My fight was gone. “I’m sure. Go back ten minutes before the blast.”
He did. Ten minutes played in less than thirty seconds. The explosion made me gasp. Adler’s hand came down on my shoulder as I wiped a tear from my tired eyes. There was nothing preceding it, just a catastrophic eruption. Obviously the means to produce such an explosion had been in place for an event such as this.
I agreed that on the video there was no activity on the grounds. If Richards had received a warning call, he hadn’t heeded it.
“Is there any way he could have known earlier?” I asked out of desperation.
“It’s doubtful. The timeline is tight.”
While Adler answered, Brady brought up the video again and rewound to sixty minutes before the explosion. Moments after he put the time-lapsed footage in motion, I saw a blur of white in the darkness near the pool. The lights around the pool were the only illumination on the rear grounds.
“Wait,” I said. “Go back and run it in real time.”
Both men stilled as Brady did as I asked. Thankfully, the government had sophisticated cameras with immense zooming capabilities. Though it was grainy, there were definitely two figures who appeared to have run the length of the yard, the exact trek I’d run the day before.
“Was she wearing white?” Brady asked, interest as well as concern in his voice.
“No, not when I left, but, shit, I remember there were other women there in white. It could be one of them, or it could be that they made her change clothes.” The possible reasons for the change of clothes turned my stomach. I wouldn’t allow myself to let my thoughts linger there as I stared at the screen.
“It’s difficult to see the other figure. I’d assume it’s a man.”
“Have they thoroughly checked the outbuildings?”
“Yes, and the wooded area. No one’s there.”
“There’s a back gate. Can you access the video of that gate?”
Brady shook his head. “No, the main center for the surveillance was in the house. When it blew, we lost our connection.”
“That neighborhood is within Bloomfield Hills and is gated,” Adler said.
“Yes?” I asked, wondering where he was going with that.
“The neighborhood has cameras!” Brady said.
My exhaustion gave way to one last surge of adrenaline. “Can you . . . ?”
I didn’t even need to finish my question before the screen came alive with nearly twenty feeds time-stamped at 00:00:00 Tuesday morning. The house wouldn’t blow for over an hour, but in general the streets and intersections were quiet, except for a late-model black SUV. It stopped at one stop sign long enough for us to see the driver.
“Shit! It’s him!” I said, the hairs on the back of my neck standing to attention as Dylan Richards’s image came into view.
“I don’t see anyone else in the vehicle,” Adler said.
“But we saw the woman in white near the pools. If the bureau has thoroughly investigated the rear grounds and there’s no one, or no body, down there, she has to be in the vehicle. I can’t imagine him taking any of the other women from that house. It has to be Sara. I told you, she’s not dead.”
Brady isolated the SUV and followed it to another home within the neighborhood. Once he zeroed in on the home, a smaller screen emerged and we were shown the owner of the home: Motorists of America.
I turned with my brow furrowed. “What the hell is that?”
“It’s a shell corporation. One that’s been on our radar as part of the Shadows. It’s worth millions, probably more.”
“So even stopping the production at the Northern Light won’t stop the money?”
“It will stop the influx of new money. There’s already a good amount out there. We just need to prove that it was obtained illegally. Hell, it could make a small dent in the national debt.”
“Send agents to that house now.”
While Agent Adler dialed, Brady switched to a time-lapsed feed of the house. With the time stamp reading 03:04:50, another SUV pulled up to the house. A man and woman got out and went into the house. I looked at my watch. That had been about an hour ago.

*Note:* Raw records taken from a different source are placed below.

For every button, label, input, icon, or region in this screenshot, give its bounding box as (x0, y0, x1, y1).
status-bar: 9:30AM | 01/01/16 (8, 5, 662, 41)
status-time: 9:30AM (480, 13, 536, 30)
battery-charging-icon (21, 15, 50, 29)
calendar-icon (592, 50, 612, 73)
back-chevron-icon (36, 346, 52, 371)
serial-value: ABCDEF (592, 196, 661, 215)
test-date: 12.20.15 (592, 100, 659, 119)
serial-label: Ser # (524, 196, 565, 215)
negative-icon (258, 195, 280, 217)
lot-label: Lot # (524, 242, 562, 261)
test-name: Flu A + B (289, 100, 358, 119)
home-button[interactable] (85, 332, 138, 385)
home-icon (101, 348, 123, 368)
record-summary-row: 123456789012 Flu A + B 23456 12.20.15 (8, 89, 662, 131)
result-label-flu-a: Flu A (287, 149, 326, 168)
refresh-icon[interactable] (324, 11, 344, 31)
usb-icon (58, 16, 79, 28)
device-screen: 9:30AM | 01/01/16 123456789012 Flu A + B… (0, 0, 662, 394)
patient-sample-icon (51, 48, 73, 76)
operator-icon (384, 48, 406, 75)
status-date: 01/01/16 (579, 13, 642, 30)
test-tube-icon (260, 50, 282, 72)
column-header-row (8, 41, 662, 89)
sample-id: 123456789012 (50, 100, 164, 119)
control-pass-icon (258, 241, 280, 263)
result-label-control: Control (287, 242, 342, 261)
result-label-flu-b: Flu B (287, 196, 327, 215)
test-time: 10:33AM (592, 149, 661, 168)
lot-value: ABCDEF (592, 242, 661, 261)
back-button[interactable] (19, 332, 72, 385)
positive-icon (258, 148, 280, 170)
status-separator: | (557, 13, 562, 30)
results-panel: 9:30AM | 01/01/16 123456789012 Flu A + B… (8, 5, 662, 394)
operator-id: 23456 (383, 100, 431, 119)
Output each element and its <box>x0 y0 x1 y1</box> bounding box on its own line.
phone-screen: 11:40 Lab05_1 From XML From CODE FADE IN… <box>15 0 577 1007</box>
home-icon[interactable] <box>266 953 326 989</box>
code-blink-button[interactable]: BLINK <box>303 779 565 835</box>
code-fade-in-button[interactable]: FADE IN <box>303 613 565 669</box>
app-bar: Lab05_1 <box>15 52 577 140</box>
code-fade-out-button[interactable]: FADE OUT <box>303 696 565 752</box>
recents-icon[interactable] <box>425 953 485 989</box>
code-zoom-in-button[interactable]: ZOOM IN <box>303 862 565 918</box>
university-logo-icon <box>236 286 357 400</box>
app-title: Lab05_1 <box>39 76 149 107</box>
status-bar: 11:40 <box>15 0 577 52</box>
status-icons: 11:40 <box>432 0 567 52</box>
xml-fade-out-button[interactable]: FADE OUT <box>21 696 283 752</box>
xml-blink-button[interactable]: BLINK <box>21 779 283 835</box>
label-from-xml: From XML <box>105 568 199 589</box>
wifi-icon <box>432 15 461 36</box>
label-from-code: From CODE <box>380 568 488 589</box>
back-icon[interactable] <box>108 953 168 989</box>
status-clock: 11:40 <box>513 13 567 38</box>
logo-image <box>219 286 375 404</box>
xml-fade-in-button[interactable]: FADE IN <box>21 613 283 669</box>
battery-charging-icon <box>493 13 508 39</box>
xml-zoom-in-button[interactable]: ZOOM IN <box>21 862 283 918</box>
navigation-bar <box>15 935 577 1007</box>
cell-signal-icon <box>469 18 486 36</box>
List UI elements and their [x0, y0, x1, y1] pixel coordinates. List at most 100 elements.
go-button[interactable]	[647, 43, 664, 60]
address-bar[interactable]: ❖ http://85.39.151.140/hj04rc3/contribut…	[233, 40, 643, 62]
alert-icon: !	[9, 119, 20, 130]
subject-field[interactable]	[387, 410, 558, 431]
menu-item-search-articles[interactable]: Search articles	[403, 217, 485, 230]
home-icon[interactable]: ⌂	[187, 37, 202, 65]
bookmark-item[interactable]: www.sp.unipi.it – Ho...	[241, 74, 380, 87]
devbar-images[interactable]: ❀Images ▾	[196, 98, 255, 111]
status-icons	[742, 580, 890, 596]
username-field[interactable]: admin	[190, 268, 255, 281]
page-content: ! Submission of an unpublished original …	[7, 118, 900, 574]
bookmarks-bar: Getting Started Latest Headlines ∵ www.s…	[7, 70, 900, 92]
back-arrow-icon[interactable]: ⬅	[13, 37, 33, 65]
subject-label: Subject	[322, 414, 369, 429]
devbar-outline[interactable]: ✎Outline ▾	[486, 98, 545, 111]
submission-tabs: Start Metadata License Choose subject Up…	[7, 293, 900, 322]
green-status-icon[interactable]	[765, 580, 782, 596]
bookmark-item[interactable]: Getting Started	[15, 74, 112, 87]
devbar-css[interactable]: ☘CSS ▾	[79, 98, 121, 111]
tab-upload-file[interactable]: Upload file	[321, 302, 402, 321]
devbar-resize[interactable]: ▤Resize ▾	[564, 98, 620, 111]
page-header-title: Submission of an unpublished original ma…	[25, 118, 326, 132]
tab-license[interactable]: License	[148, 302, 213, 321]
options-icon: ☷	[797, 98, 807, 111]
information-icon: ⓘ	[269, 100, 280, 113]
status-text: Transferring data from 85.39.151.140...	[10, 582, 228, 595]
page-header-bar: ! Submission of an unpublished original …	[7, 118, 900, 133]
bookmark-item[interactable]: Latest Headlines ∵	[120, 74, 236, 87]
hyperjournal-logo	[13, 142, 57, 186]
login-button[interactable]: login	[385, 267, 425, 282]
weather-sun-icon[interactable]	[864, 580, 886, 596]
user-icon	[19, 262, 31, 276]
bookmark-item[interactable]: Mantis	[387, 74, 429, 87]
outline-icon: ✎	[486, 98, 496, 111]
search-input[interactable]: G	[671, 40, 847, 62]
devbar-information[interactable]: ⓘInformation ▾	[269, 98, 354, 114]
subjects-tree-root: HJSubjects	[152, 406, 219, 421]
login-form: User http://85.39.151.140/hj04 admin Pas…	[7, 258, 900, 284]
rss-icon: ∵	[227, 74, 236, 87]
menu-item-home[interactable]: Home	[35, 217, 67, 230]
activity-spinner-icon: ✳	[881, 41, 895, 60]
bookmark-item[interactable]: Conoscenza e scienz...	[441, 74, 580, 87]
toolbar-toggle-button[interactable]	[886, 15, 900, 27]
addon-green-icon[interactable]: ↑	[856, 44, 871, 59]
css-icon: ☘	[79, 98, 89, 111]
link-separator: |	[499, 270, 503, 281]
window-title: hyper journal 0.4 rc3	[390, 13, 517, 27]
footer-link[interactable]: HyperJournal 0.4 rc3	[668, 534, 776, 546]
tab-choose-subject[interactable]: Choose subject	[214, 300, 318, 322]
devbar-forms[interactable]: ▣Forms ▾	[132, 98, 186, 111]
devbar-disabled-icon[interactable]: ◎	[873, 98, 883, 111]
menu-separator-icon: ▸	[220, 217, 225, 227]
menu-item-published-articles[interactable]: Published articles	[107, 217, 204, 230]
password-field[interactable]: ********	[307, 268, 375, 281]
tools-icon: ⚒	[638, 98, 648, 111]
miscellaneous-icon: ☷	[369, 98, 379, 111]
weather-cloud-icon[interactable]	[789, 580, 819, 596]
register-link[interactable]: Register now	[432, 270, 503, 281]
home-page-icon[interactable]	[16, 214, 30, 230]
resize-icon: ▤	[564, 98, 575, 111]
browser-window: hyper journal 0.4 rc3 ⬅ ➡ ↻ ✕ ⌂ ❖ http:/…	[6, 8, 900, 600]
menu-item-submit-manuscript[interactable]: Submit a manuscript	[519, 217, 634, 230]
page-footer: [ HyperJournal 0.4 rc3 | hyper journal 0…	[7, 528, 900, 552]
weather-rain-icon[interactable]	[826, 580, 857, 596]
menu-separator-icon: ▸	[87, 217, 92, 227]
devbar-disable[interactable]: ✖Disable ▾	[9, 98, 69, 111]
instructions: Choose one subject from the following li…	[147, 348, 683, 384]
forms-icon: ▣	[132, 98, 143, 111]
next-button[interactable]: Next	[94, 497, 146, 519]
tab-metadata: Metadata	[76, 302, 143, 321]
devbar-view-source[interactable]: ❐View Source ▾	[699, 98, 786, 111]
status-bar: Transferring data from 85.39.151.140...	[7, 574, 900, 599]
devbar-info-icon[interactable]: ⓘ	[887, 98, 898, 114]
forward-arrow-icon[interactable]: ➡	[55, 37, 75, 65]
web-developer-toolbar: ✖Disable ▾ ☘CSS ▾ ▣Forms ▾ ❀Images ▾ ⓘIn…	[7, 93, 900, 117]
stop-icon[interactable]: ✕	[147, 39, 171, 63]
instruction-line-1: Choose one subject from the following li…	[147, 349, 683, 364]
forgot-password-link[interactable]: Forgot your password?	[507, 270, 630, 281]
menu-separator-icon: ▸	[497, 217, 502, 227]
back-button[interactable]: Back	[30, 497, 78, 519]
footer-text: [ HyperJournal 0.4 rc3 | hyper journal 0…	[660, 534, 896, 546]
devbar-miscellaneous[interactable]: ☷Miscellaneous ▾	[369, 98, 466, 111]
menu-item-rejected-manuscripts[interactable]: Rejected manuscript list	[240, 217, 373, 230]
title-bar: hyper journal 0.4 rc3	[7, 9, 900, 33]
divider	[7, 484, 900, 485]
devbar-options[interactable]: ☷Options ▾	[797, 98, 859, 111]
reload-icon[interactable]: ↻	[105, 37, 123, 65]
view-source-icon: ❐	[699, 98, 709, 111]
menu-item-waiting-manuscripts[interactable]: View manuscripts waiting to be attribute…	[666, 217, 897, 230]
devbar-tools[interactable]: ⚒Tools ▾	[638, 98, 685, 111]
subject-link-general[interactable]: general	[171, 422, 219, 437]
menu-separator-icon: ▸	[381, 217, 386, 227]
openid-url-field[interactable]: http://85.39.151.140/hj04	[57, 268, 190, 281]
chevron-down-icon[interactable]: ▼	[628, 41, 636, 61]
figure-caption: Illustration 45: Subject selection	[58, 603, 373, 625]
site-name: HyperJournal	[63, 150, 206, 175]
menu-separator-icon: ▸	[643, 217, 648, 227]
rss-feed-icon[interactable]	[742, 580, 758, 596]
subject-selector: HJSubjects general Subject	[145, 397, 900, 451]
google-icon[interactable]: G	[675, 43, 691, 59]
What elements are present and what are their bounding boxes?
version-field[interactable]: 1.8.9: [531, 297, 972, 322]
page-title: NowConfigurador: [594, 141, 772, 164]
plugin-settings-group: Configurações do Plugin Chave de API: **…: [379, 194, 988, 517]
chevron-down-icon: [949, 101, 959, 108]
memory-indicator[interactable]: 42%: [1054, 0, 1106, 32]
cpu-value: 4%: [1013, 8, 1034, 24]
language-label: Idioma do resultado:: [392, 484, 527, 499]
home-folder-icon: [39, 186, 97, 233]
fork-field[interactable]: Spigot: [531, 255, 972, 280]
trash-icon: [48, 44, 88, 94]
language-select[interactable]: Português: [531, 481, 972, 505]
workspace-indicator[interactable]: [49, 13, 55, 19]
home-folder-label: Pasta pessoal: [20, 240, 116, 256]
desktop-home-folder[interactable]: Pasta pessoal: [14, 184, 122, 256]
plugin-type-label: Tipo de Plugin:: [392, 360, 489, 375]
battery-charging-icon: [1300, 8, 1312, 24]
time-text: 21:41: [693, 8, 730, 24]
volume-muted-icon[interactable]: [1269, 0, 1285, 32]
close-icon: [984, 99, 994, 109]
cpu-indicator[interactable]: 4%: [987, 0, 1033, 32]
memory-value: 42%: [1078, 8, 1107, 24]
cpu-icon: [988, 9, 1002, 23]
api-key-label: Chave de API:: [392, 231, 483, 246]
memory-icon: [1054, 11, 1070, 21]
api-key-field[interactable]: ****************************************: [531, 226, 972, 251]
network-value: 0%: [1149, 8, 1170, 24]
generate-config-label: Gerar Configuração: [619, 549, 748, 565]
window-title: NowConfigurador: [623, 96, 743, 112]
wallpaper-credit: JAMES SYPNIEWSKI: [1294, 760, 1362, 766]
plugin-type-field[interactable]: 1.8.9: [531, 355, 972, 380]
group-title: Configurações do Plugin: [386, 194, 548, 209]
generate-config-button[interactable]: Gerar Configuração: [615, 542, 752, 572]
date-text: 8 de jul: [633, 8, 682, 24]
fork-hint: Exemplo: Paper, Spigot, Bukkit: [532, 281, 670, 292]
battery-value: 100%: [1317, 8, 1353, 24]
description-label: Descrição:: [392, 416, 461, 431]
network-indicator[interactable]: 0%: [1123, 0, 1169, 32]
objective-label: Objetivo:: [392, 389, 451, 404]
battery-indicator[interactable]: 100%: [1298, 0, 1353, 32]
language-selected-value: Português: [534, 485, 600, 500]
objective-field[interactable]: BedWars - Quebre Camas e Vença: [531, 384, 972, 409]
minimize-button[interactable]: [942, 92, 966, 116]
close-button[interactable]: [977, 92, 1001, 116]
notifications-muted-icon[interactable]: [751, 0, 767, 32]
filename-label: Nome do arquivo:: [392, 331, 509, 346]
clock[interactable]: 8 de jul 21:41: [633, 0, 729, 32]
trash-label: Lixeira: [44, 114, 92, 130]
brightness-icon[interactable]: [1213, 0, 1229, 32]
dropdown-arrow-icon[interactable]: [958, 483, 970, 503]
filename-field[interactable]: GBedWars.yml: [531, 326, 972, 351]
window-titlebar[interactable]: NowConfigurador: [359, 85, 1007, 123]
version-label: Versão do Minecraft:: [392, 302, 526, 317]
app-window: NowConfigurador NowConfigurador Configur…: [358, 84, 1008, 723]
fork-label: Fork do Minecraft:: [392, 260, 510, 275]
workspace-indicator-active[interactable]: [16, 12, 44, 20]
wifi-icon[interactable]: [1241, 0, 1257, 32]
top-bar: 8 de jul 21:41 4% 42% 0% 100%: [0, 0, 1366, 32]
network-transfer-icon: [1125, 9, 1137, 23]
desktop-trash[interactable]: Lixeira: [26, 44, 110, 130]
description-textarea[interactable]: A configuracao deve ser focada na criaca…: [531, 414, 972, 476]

By the time Special Agent Adler had given the order to go to the house, Brady had the screen on the live feed.
Less than two minutes after the order was given, three people came out of the house and got into the new SUV. It was the new man and woman plus Richards.
“Shit! What the fuck just happened?”
Special Agent Adler’s eyes narrowed. “Shit!”
“There must be agents at the mansion. Get someone there now! Catch him!” I was screaming orders at men, one of whom was my superior.
Brady followed the SUV through the streets of the neighborhood; however, once the SUV left the gates of the subdivision, we lost the feed.
“I gave them the license number. We need to sit tight,” Brady said.
“Please.” I turned to Agent Adler. “I need to be on a plane to Detroit.”
Special Agent Adler nodded. “I’m going with you.”